Честный ответ. Другого у него нет, а был бы, он бы его не отдал сидящему на земле человеку с чужой кровью на лице.
Тридцать лет я на такие слова отвечал списком. Глотаю список обратно. Доклад начинается с меня, а я сижу.
— Экипаж будет готовить своё, — говорю я. — За себя обещать не буду. Меня сначала посмотрят.
Гордеев не переспрашивает и не подгоняет. Кивает так, будто именно это и хотел услышать.
Тогда я пробую подняться. Для себя, чтобы знать, сколько у меня осталось.
Подтягиваю левую ногу под себя, ставлю ладонь на землю и начинаю переводить вес.
Правая отвечает до того, как я успел ей что-то дать.
Боль идёт от бедра вниз и обратно, тугая, с толчком, и на этом толчке у меня перед левым глазом плывёт серое. Рука подламывается в локте. Сажусь обратно, как мешок, и слышу собственный выдох.
Хватит. Встану, потом упаду, и меня будут поднимать те же люди, только уже с новой поломкой.
Остаюсь сидеть. Ещё одна попытка отнимет у Лиды руки, а у тех, кто чинит машины, — время.
— Не пробуйте, — говорит Лида.
Она идёт по полю быстро, и за ней двое несут носилки: две жерди и брезент между ними, вытертый до белизны на сгибах.
— Я и не пробую больше.
— Пробовали, — говорит она. — Я видела с середины поля.
Она садится на корточки и берётся за мою ногу снизу, ладонями под икру, той же хваткой, что и час назад. Заново с удобного места не начинает, продолжает с того, на чём её прервали.
— Кладите, — говорит она тем, кто с носилками. — Ногу отдельно возьмёте. Кто её берёт, тот только её и держит, больше ничего не трогает.
Носилки ложатся рядом со мной на траву. Меня берут за плечи и под спину. Третий становится на колено у моей правой ноги, подводит под неё обе руки и, когда меня начинают поднимать, ведёт ногу отдельно, ровно, как несут длинную стеклянную вещь.

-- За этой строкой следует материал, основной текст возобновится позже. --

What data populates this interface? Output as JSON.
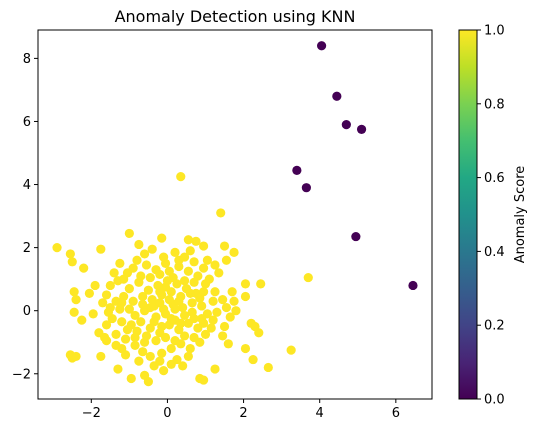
{
  "chart_data": {
    "type": "scatter",
    "title": "Anomaly Detection using KNN",
    "xlabel": "",
    "ylabel": "",
    "xlim": [
      -3.4,
      6.95
    ],
    "ylim": [
      -2.8,
      8.9
    ],
    "xticks": [
      -2,
      0,
      2,
      4,
      6
    ],
    "yticks": [
      -2,
      0,
      2,
      4,
      6,
      8
    ],
    "grid": false,
    "colorbar": {
      "label": "Anomaly Score",
      "range": [
        0.0,
        1.0
      ],
      "ticks": [
        0.0,
        0.2,
        0.4,
        0.6,
        0.8,
        1.0
      ],
      "ticklabels": [
        "0.0",
        "0.2",
        "0.4",
        "0.6",
        "0.8",
        "1.0"
      ],
      "colormap": "viridis"
    },
    "colors": {
      "normal": "#fde725",
      "anomaly": "#440154"
    },
    "series": [
      {
        "score": 0.0,
        "points": [
          [
            4.05,
            8.4
          ],
          [
            4.45,
            6.8
          ],
          [
            4.7,
            5.9
          ],
          [
            5.1,
            5.75
          ],
          [
            3.4,
            4.45
          ],
          [
            3.65,
            3.9
          ],
          [
            4.95,
            2.35
          ],
          [
            6.45,
            0.8
          ]
        ]
      },
      {
        "score": 1.0,
        "points": [
          [
            0.35,
            4.25
          ],
          [
            1.4,
            3.1
          ],
          [
            3.7,
            1.05
          ],
          [
            3.25,
            -1.25
          ],
          [
            2.65,
            -1.8
          ],
          [
            2.25,
            -1.55
          ],
          [
            2.05,
            -1.2
          ],
          [
            2.4,
            -0.7
          ],
          [
            2.3,
            -0.5
          ],
          [
            2.2,
            -0.4
          ],
          [
            2.05,
            0.45
          ],
          [
            2.05,
            0.85
          ],
          [
            2.45,
            0.85
          ],
          [
            1.75,
            1.85
          ],
          [
            1.55,
            1.6
          ],
          [
            1.5,
            2.05
          ],
          [
            0.95,
            2.05
          ],
          [
            0.75,
            2.2
          ],
          [
            0.55,
            2.25
          ],
          [
            -0.15,
            2.3
          ],
          [
            -1.0,
            2.45
          ],
          [
            -0.75,
            2.1
          ],
          [
            -0.4,
            1.95
          ],
          [
            -1.75,
            1.95
          ],
          [
            -2.9,
            2.0
          ],
          [
            -2.55,
            1.8
          ],
          [
            -2.5,
            1.55
          ],
          [
            -2.2,
            1.35
          ],
          [
            -2.45,
            0.6
          ],
          [
            -2.4,
            0.35
          ],
          [
            -2.45,
            -0.05
          ],
          [
            -2.25,
            -0.3
          ],
          [
            -1.95,
            -0.1
          ],
          [
            -1.8,
            -0.7
          ],
          [
            -1.65,
            -0.85
          ],
          [
            -2.55,
            -1.4
          ],
          [
            -2.5,
            -1.5
          ],
          [
            -2.4,
            -1.45
          ],
          [
            -1.75,
            -1.45
          ],
          [
            -1.3,
            -1.85
          ],
          [
            -0.95,
            -2.15
          ],
          [
            -0.5,
            -2.25
          ],
          [
            -0.6,
            -2.05
          ],
          [
            -0.2,
            -1.6
          ],
          [
            0.1,
            -1.7
          ],
          [
            0.4,
            -1.75
          ],
          [
            0.85,
            -2.15
          ],
          [
            0.95,
            -2.2
          ],
          [
            1.25,
            -1.85
          ],
          [
            1.45,
            -0.8
          ],
          [
            1.5,
            -0.5
          ],
          [
            1.2,
            -0.3
          ],
          [
            1.55,
            0.1
          ],
          [
            1.45,
            0.35
          ],
          [
            1.65,
            -0.2
          ],
          [
            1.25,
            0.6
          ],
          [
            1.1,
            1.0
          ],
          [
            1.35,
            1.2
          ],
          [
            0.95,
            1.35
          ],
          [
            0.7,
            1.55
          ],
          [
            0.45,
            1.7
          ],
          [
            0.2,
            1.85
          ],
          [
            -0.05,
            1.5
          ],
          [
            -0.3,
            1.3
          ],
          [
            -0.55,
            1.45
          ],
          [
            -0.8,
            1.6
          ],
          [
            -1.05,
            1.2
          ],
          [
            -1.3,
            0.95
          ],
          [
            -1.5,
            0.8
          ],
          [
            -1.6,
            0.5
          ],
          [
            -1.35,
            0.3
          ],
          [
            -1.15,
            0.45
          ],
          [
            -1.25,
            0.05
          ],
          [
            -1.45,
            -0.25
          ],
          [
            -1.6,
            -0.45
          ],
          [
            -1.35,
            -0.75
          ],
          [
            -1.1,
            -0.9
          ],
          [
            -0.85,
            -1.1
          ],
          [
            -0.65,
            -1.3
          ],
          [
            -0.45,
            -1.45
          ],
          [
            -0.15,
            -1.35
          ],
          [
            0.1,
            -1.2
          ],
          [
            0.35,
            -1.05
          ],
          [
            0.6,
            -1.2
          ],
          [
            0.85,
            -1.0
          ],
          [
            1.0,
            -0.75
          ],
          [
            0.8,
            -0.55
          ],
          [
            0.55,
            -0.4
          ],
          [
            0.3,
            -0.6
          ],
          [
            0.05,
            -0.45
          ],
          [
            -0.2,
            -0.7
          ],
          [
            -0.45,
            -0.55
          ],
          [
            -0.7,
            -0.35
          ],
          [
            -0.95,
            -0.45
          ],
          [
            -0.85,
            -0.15
          ],
          [
            -0.6,
            0.0
          ],
          [
            -0.35,
            0.15
          ],
          [
            -0.1,
            0.05
          ],
          [
            0.15,
            0.2
          ],
          [
            0.4,
            0.1
          ],
          [
            0.65,
            0.25
          ],
          [
            0.9,
            0.15
          ],
          [
            1.05,
            -0.1
          ],
          [
            0.75,
            0.55
          ],
          [
            0.5,
            0.7
          ],
          [
            0.25,
            0.85
          ],
          [
            0.0,
            0.95
          ],
          [
            -0.25,
            0.8
          ],
          [
            -0.5,
            0.65
          ],
          [
            -0.75,
            0.9
          ],
          [
            -1.0,
            0.7
          ],
          [
            -0.7,
            1.1
          ],
          [
            -0.45,
            1.05
          ],
          [
            -0.2,
            1.15
          ],
          [
            0.05,
            1.25
          ],
          [
            0.3,
            1.4
          ],
          [
            0.55,
            1.25
          ],
          [
            0.8,
            1.1
          ],
          [
            1.0,
            0.85
          ],
          [
            -0.9,
            0.3
          ],
          [
            -0.65,
            0.45
          ],
          [
            -0.4,
            0.35
          ],
          [
            -0.15,
            0.5
          ],
          [
            0.1,
            0.6
          ],
          [
            0.35,
            0.45
          ],
          [
            0.6,
            0.55
          ],
          [
            0.85,
            0.4
          ],
          [
            -0.3,
            -0.2
          ],
          [
            -0.05,
            -0.1
          ],
          [
            0.2,
            -0.3
          ],
          [
            0.45,
            -0.15
          ],
          [
            0.7,
            -0.25
          ],
          [
            0.95,
            -0.4
          ],
          [
            -0.55,
            -0.8
          ],
          [
            -0.3,
            -0.95
          ],
          [
            -0.05,
            -0.85
          ],
          [
            0.2,
            -0.95
          ],
          [
            0.45,
            -0.8
          ],
          [
            0.7,
            -0.85
          ],
          [
            -0.8,
            -0.65
          ],
          [
            -1.05,
            -0.6
          ],
          [
            -1.2,
            -0.35
          ],
          [
            -1.0,
            0.05
          ],
          [
            -1.2,
            0.25
          ],
          [
            0.15,
            1.05
          ],
          [
            -0.05,
            0.75
          ],
          [
            0.3,
            0.3
          ],
          [
            0.05,
            0.35
          ],
          [
            -0.2,
            0.25
          ],
          [
            -0.45,
            0.1
          ],
          [
            -0.65,
            0.2
          ],
          [
            -0.15,
            -0.5
          ],
          [
            0.1,
            -0.25
          ],
          [
            0.35,
            -0.4
          ],
          [
            -0.6,
            -1.0
          ],
          [
            -0.85,
            -0.85
          ],
          [
            1.2,
            0.3
          ],
          [
            1.3,
            -0.05
          ],
          [
            1.15,
            -0.55
          ],
          [
            -1.5,
            0.1
          ],
          [
            -1.7,
            0.25
          ],
          [
            -1.55,
            -0.05
          ],
          [
            0.6,
            1.9
          ],
          [
            0.3,
            1.6
          ],
          [
            -0.1,
            1.7
          ],
          [
            -0.6,
            1.8
          ],
          [
            1.05,
            1.6
          ],
          [
            1.25,
            1.45
          ],
          [
            -1.25,
            1.5
          ],
          [
            -1.4,
            1.2
          ],
          [
            0.55,
            -1.45
          ],
          [
            0.25,
            -1.55
          ],
          [
            -0.1,
            -1.9
          ],
          [
            -0.35,
            -1.75
          ],
          [
            -0.75,
            -1.6
          ],
          [
            -1.1,
            -1.4
          ],
          [
            -1.35,
            -1.1
          ],
          [
            -1.6,
            -0.95
          ],
          [
            1.6,
            -1.05
          ],
          [
            1.75,
            0.3
          ],
          [
            1.8,
            0.0
          ],
          [
            1.7,
            0.6
          ],
          [
            -0.35,
            -0.35
          ],
          [
            -0.2,
            0.6
          ],
          [
            0.45,
            0.95
          ],
          [
            0.2,
            0.05
          ],
          [
            0.65,
            -0.05
          ],
          [
            0.9,
            -0.25
          ],
          [
            -0.9,
            1.35
          ],
          [
            -1.15,
            1.0
          ],
          [
            -1.9,
            0.8
          ],
          [
            -2.05,
            0.55
          ],
          [
            -1.2,
            -1.2
          ],
          [
            0.95,
            0.6
          ],
          [
            0.7,
            0.9
          ]
        ]
      }
    ]
  }
}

Больно всё равно. Но это боль от переноса, а не от того, что мне её выкрутили.
Кто он такой, не знаю. У кабины мою ногу принимал кто-то, кого я не разглядел, и тот ли это человек, я не скажу. У него — работа, у меня — нога, имя тут ничего не чинит.
Меня несут.
Слева проплывает наша стоянка. Тринадцатый стоит с раскрытым правым мотором, капот снят и лежит на козлах, в проёме темно, что-то блестит, наверху кто-то работает, вижу спину и локоть. Дальше по полю чужой борт, на котором я сегодня прилетел, и возле него тоже люди.
С носилок я не различу ни того, что нашли в моторе, ни того, что режут у латки. Своим ходом подошёл бы и посмотрел бы сам, а теперь у меня только чужие руки и чужие глаза.
Значит, диагнозов на ходу не будет.
Справа от полосы бьют по металлу. Удар, удар, пауза. Тащат следующую плиту, она идёт по земле с длинным сухим шорохом, и снова удар. Никто не ждёт, пока меня донесут.
С каждым таким ударом расстояние между сегодняшним днём и той дальней работой на запад становится короче, и я это слышу лёжа.
Значит, надо успеть. Чем, пока не знаю.
Носилки вносят в дверь, и небо кончается.
Санчасть — половина деревянного дома с побелёнными стенами и низким потолком. Пахнет карболкой и чем-то травяным.
Меня перекладывают на койку у окна. Ногу кладут последней и отдельно.
— Свободны, — говорит Лида, и люди уходят.
Она ставит табурет, наливает воду в таз, разворачивает что-то в марле.
— Голову набок. К свету.
Я поворачиваю.
Вода тёплая. Она проходит по брови, по скуле, по щеке, и я слышу, как под тряпкой отходит от кожи присохшая корка. Это долго. Она смачивает и ждёт, смачивает и ждёт, не сдирает.
— Не сжимайте, — говорит она. — Пусть отмокнет.
Свожу зубы и не дёргаю щекой.
— Терплю.
— Терпите молча. Мне разговор мешает.
Молчу.
Я мог бы подсунуть ей глаз. Ловлю это за собой прямо сейчас. Показать самое яркое, кровь, залившую половину лица, чтобы остальное осмотрели вскользь. А остальное — это нога, и нога решает, летаю я или нет.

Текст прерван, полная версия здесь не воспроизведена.